DAY 4 – February 27, 2026
Naomi Saphra (Harvard University): When Can We Predict Model Behavior?
Naomi Saphra, a research fellow at the Kempner Institute at Harvard University and incoming Assistant Professor at Boston University, opened the final day of the workshop by presenting her recent work on understanding when high-level performance emerges in AI models. It is well known that as AI models scale to a large number of parameters, they can exhibit sudden and dramatic improvements in performance, a phenomenon often associated with grokking. However, a less frequently discussed aspect is the role of random variations during training. Across different random seeds, model performance does not vary smoothly; instead, it often follows a bimodal distribution, where models tend to either succeed or fail distinctly.
Interestingly, this bimodal pattern also appears in hierarchical generalization capabilities, suggesting that the emergence of structured reasoning may depend sensitively on training dynamics rather than solely on model scale.
Paper: Random Scaling of Emergent Capabilities https://doi.org/10.48550/arXiv.2502.17356
Hidenori Tanaka (Harvard University): Mechanistic Principles of Concept Learning and Compositional Reasoning
Hidenori Tanaka, a professor at Harvard University, concluded the workshop with a thought-provoking talk on in-context learning and the role of social dynamics in large language models (LLMs). He began by discussing how in-context learning enables LLMs to infer underlying data-generating processes directly from examples. Using random walks on structured graphs as an illustrative case, he showed that providing richer context can lead to the emergence of internal representations that capture the structure of the graph itself. This highlights how LLMs can move beyond surface-level pattern matching toward more structured forms of reasoning.
Shifting to the topic of alignment, he introduced a compelling framework for thinking about social dynamics in AI systems, organized into three paradigms: single-body (control), two-body (interaction/relationships), and many-body (societal dynamics).

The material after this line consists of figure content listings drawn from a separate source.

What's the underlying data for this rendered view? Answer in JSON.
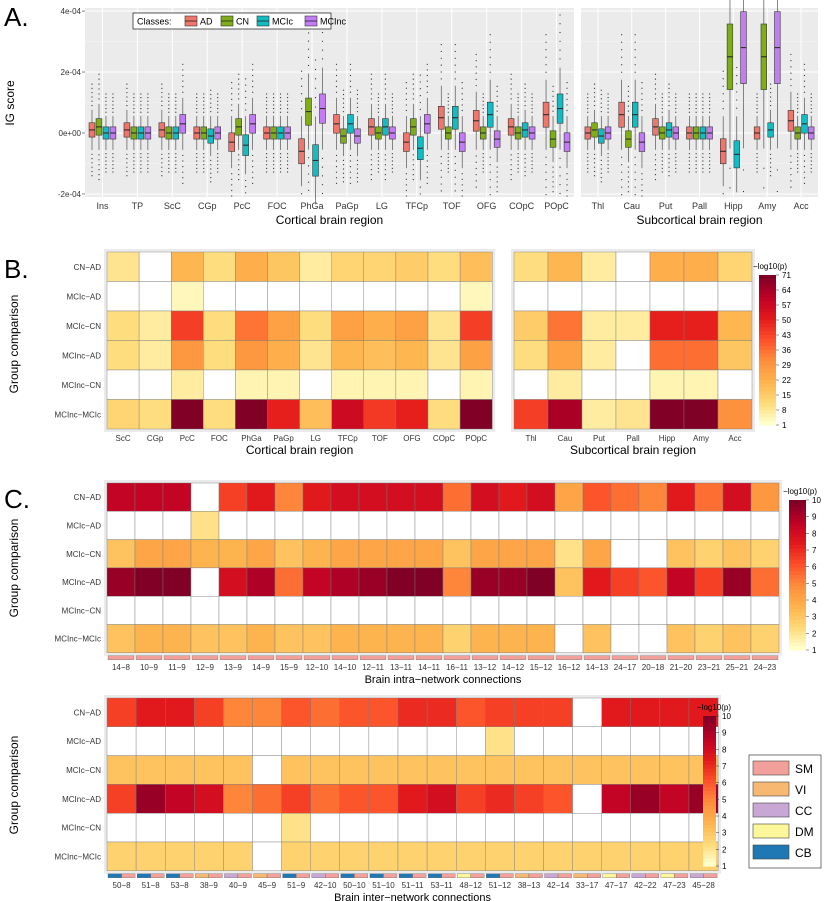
{
  "panel_labels": [
    "A.",
    "B.",
    "C."
  ],
  "chart_data": [
    {
      "type": "boxplot",
      "title": "",
      "ylabel": "IG score",
      "legend": {
        "title": "Classes:",
        "entries": [
          "AD",
          "CN",
          "MCIc",
          "MCInc"
        ],
        "colors": [
          "#f0766c",
          "#7ead17",
          "#13bcc2",
          "#c37cf6"
        ],
        "placement": "top-left"
      },
      "yticks": [
        "-2e-04",
        "0e+00",
        "2e-04",
        "4e-04"
      ],
      "ylim": [
        -0.00021,
        0.00041
      ],
      "cortical": {
        "xlabel": "Cortical brain region",
        "categories": [
          "Ins",
          "TP",
          "ScC",
          "CGp",
          "PcC",
          "FOC",
          "PhGa",
          "PaGp",
          "LG",
          "TFCp",
          "TOF",
          "OFG",
          "COpC",
          "POpC"
        ],
        "medians": [
          [
            1e-05,
            2e-05,
            0.0,
            0.0
          ],
          [
            1e-05,
            0.0,
            0.0,
            0.0
          ],
          [
            1e-05,
            0.0,
            0.0,
            3e-05
          ],
          [
            0.0,
            0.0,
            -1e-05,
            0.0
          ],
          [
            -3e-05,
            2e-05,
            -4e-05,
            3e-05
          ],
          [
            0.0,
            0.0,
            0.0,
            0.0
          ],
          [
            -6e-05,
            7e-05,
            -9e-05,
            8e-05
          ],
          [
            3e-05,
            -1e-05,
            3e-05,
            -1e-05
          ],
          [
            2e-05,
            0.0,
            2e-05,
            0.0
          ],
          [
            -3e-05,
            2e-05,
            -5e-05,
            3e-05
          ],
          [
            5e-05,
            0.0,
            5e-05,
            -3e-05
          ],
          [
            4e-05,
            0.0,
            6e-05,
            -2e-05
          ],
          [
            2e-05,
            0.0,
            1e-05,
            0.0
          ],
          [
            6e-05,
            -2e-05,
            8e-05,
            -3e-05
          ]
        ]
      },
      "subcortical": {
        "xlabel": "Subcortical brain region",
        "categories": [
          "Thl",
          "Cau",
          "Put",
          "Pall",
          "Hipp",
          "Amy",
          "Acc"
        ],
        "medians": [
          [
            0.0,
            1e-05,
            -1e-05,
            0.0
          ],
          [
            6e-05,
            -2e-05,
            6e-05,
            -3e-05
          ],
          [
            2e-05,
            0.0,
            1e-05,
            0.0
          ],
          [
            0.0,
            0.0,
            0.0,
            0.0
          ],
          [
            -6e-05,
            0.00025,
            -7e-05,
            0.00028
          ],
          [
            0.0,
            0.00025,
            1e-05,
            0.00028
          ],
          [
            4e-05,
            0.0,
            3e-05,
            0.0
          ]
        ]
      }
    },
    {
      "type": "heatmap",
      "ylabel": "Group comparison",
      "rows": [
        "CN−AD",
        "MCIc−AD",
        "MCIc−CN",
        "MCInc−AD",
        "MCInc−CN",
        "MCInc−MCIc"
      ],
      "colorbar": {
        "title": "−log10(p)",
        "ticks": [
          "71",
          "64",
          "57",
          "50",
          "43",
          "36",
          "29",
          "22",
          "15",
          "8",
          "1"
        ],
        "range": [
          1,
          71
        ]
      },
      "cortical": {
        "xlabel": "Cortical brain region",
        "columns": [
          "ScC",
          "CGp",
          "PcC",
          "FOC",
          "PhGa",
          "PaGp",
          "LG",
          "TFCp",
          "TOF",
          "OFG",
          "COpC",
          "POpC"
        ],
        "values": [
          [
            8,
            0,
            20,
            10,
            22,
            16,
            6,
            12,
            12,
            14,
            10,
            18
          ],
          [
            0,
            0,
            3,
            0,
            0,
            0,
            0,
            0,
            0,
            0,
            0,
            3
          ],
          [
            10,
            6,
            44,
            10,
            35,
            26,
            10,
            26,
            22,
            26,
            8,
            44
          ],
          [
            10,
            6,
            28,
            10,
            28,
            22,
            8,
            20,
            18,
            20,
            8,
            26
          ],
          [
            0,
            0,
            6,
            0,
            4,
            4,
            0,
            4,
            4,
            4,
            0,
            4
          ],
          [
            12,
            10,
            71,
            10,
            71,
            50,
            18,
            57,
            45,
            50,
            10,
            71
          ]
        ]
      },
      "subcortical": {
        "xlabel": "Subcortical brain region",
        "columns": [
          "Thl",
          "Cau",
          "Put",
          "Pall",
          "Hipp",
          "Amy",
          "Acc"
        ],
        "values": [
          [
            10,
            20,
            6,
            0,
            22,
            22,
            12
          ],
          [
            0,
            0,
            0,
            0,
            0,
            0,
            0
          ],
          [
            14,
            35,
            6,
            6,
            50,
            50,
            20
          ],
          [
            10,
            26,
            6,
            0,
            36,
            36,
            16
          ],
          [
            0,
            6,
            0,
            0,
            4,
            4,
            0
          ],
          [
            44,
            64,
            6,
            8,
            71,
            71,
            30
          ]
        ]
      }
    },
    {
      "type": "heatmap",
      "xlabel": "Brain intra−network connections",
      "ylabel": "Group comparison",
      "rows": [
        "CN−AD",
        "MCIc−AD",
        "MCIc−CN",
        "MCInc−AD",
        "MCInc−CN",
        "MCInc−MCIc"
      ],
      "columns": [
        "14−8",
        "10−9",
        "11−9",
        "12−9",
        "13−9",
        "14−9",
        "15−9",
        "12−10",
        "14−10",
        "12−11",
        "13−11",
        "14−11",
        "16−11",
        "13−12",
        "14−12",
        "15−12",
        "16−12",
        "14−13",
        "24−17",
        "20−18",
        "21−20",
        "23−21",
        "25−21",
        "24−23"
      ],
      "column_networks": [
        "SM",
        "SM",
        "SM",
        "SM",
        "SM",
        "SM",
        "SM",
        "SM",
        "SM",
        "SM",
        "SM",
        "SM",
        "SM",
        "SM",
        "SM",
        "SM",
        "SM",
        "SM",
        "SM",
        "SM",
        "SM",
        "SM",
        "SM",
        "SM"
      ],
      "colorbar": {
        "title": "−log10(p)",
        "ticks": [
          "10",
          "9",
          "8",
          "7",
          "6",
          "5",
          "4",
          "3",
          "2",
          "1"
        ],
        "range": [
          1,
          10
        ]
      },
      "values": [
        [
          8.5,
          8.5,
          8.5,
          0,
          6.5,
          7.5,
          5,
          7.5,
          8,
          8,
          8,
          8,
          5.5,
          8,
          7.5,
          8,
          4,
          6,
          5.5,
          5,
          7.5,
          5.5,
          8,
          4.5
        ],
        [
          0,
          0,
          0,
          2,
          0,
          0,
          0,
          0,
          0,
          0,
          0,
          0,
          0,
          0,
          0,
          0,
          0,
          0,
          0,
          0,
          0,
          0,
          0,
          0
        ],
        [
          3,
          4,
          4,
          3.5,
          3.5,
          4,
          3,
          3.5,
          4,
          4,
          4,
          4,
          3,
          4,
          4,
          4,
          2,
          4,
          0,
          0,
          3,
          2.5,
          3,
          2.5
        ],
        [
          9.5,
          10,
          10,
          0,
          8,
          9,
          5.5,
          8.5,
          9,
          9.5,
          10,
          10,
          5,
          9.5,
          9.5,
          10,
          3,
          7.5,
          6.5,
          6,
          8.5,
          6.5,
          9.5,
          5.5
        ],
        [
          0,
          0,
          0,
          0,
          0,
          0,
          0,
          0,
          0,
          0,
          0,
          0,
          0,
          0,
          0,
          0,
          0,
          0,
          0,
          0,
          0,
          0,
          0,
          0
        ],
        [
          3,
          3.5,
          3.5,
          3,
          3,
          3.5,
          3,
          3,
          3.5,
          3.5,
          3.5,
          3.5,
          2.5,
          3.5,
          3.5,
          3.5,
          0,
          3,
          0,
          0,
          3,
          2.5,
          3,
          2.5
        ]
      ]
    },
    {
      "type": "heatmap",
      "xlabel": "Brain inter−network connections",
      "ylabel": "Group comparison",
      "rows": [
        "CN−AD",
        "MCIc−AD",
        "MCIc−CN",
        "MCInc−AD",
        "MCInc−CN",
        "MCInc−MCIc"
      ],
      "columns": [
        "50−8",
        "51−8",
        "53−8",
        "38−9",
        "40−9",
        "45−9",
        "51−9",
        "42−10",
        "50−10",
        "51−10",
        "51−11",
        "53−11",
        "48−12",
        "51−12",
        "38−13",
        "42−14",
        "33−17",
        "47−17",
        "42−22",
        "47−23",
        "45−28"
      ],
      "column_networks": [
        [
          "CB",
          "SM"
        ],
        [
          "CB",
          "SM"
        ],
        [
          "CB",
          "SM"
        ],
        [
          "VI",
          "SM"
        ],
        [
          "CC",
          "SM"
        ],
        [
          "VI",
          "SM"
        ],
        [
          "CB",
          "SM"
        ],
        [
          "CC",
          "SM"
        ],
        [
          "CB",
          "SM"
        ],
        [
          "CB",
          "SM"
        ],
        [
          "CB",
          "SM"
        ],
        [
          "CB",
          "SM"
        ],
        [
          "DM",
          "SM"
        ],
        [
          "CB",
          "SM"
        ],
        [
          "VI",
          "SM"
        ],
        [
          "CC",
          "SM"
        ],
        [
          "VI",
          "SM"
        ],
        [
          "DM",
          "SM"
        ],
        [
          "CC",
          "SM"
        ],
        [
          "DM",
          "SM"
        ],
        [
          "CC",
          "SM"
        ]
      ],
      "colorbar": {
        "title": "−log10(p)",
        "ticks": [
          "10",
          "9",
          "8",
          "7",
          "6",
          "5",
          "4",
          "3",
          "2",
          "1"
        ],
        "range": [
          1,
          10
        ]
      },
      "values": [
        [
          6.5,
          7.5,
          7.5,
          6.5,
          5,
          5,
          6,
          5.5,
          6,
          6,
          7,
          7,
          6,
          6.5,
          6.5,
          6.5,
          0,
          7.5,
          7.5,
          7.5,
          7.5
        ],
        [
          0,
          0,
          0,
          0,
          0,
          0,
          0,
          0,
          0,
          0,
          0,
          0,
          0,
          2,
          0,
          0,
          0,
          0,
          0,
          0,
          0
        ],
        [
          3,
          3,
          3,
          3,
          3,
          0,
          3,
          3,
          3,
          3,
          3,
          3,
          3,
          3,
          3,
          3,
          3,
          3,
          3,
          3,
          3
        ],
        [
          6.5,
          9.5,
          8.5,
          8,
          5,
          5.5,
          6.5,
          5.5,
          6,
          6,
          7.5,
          8,
          6.5,
          7,
          6.5,
          6,
          0,
          8.5,
          9.5,
          8.5,
          9.5
        ],
        [
          0,
          0,
          0,
          0,
          0,
          0,
          2,
          0,
          0,
          0,
          0,
          0,
          0,
          0,
          0,
          0,
          0,
          0,
          0,
          0,
          0
        ],
        [
          2.5,
          2.5,
          2.5,
          2.5,
          2.5,
          0,
          2.5,
          2.5,
          2.5,
          2.5,
          2.5,
          2.5,
          2.5,
          2.5,
          2.5,
          2.5,
          2.5,
          2.5,
          2.5,
          2.5,
          2.5
        ]
      ]
    }
  ],
  "network_legend": {
    "entries": [
      "SM",
      "VI",
      "CC",
      "DM",
      "CB"
    ],
    "colors": [
      "#f4a09a",
      "#f7b871",
      "#c8a7d4",
      "#fbf79a",
      "#1f77b4"
    ]
  }
}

This perspective emphasizes that alignment is not solely an individual property of a model, but can also arise from interactions between agents and within larger systems.
In the latter part of the talk, he explored what it might mean to foster healthy social dynamics among AI agents, raising important questions about cooperation, stability, and long-term behavior in multi-agent settings.
He also briefly introduced his recent book, A Psychiatrist’s Guide to AI for Mental Health, which has become a number one bestseller in the nursing, psychiatry, and mental health category on Amazon Japan. The book is currently available only in Japanese.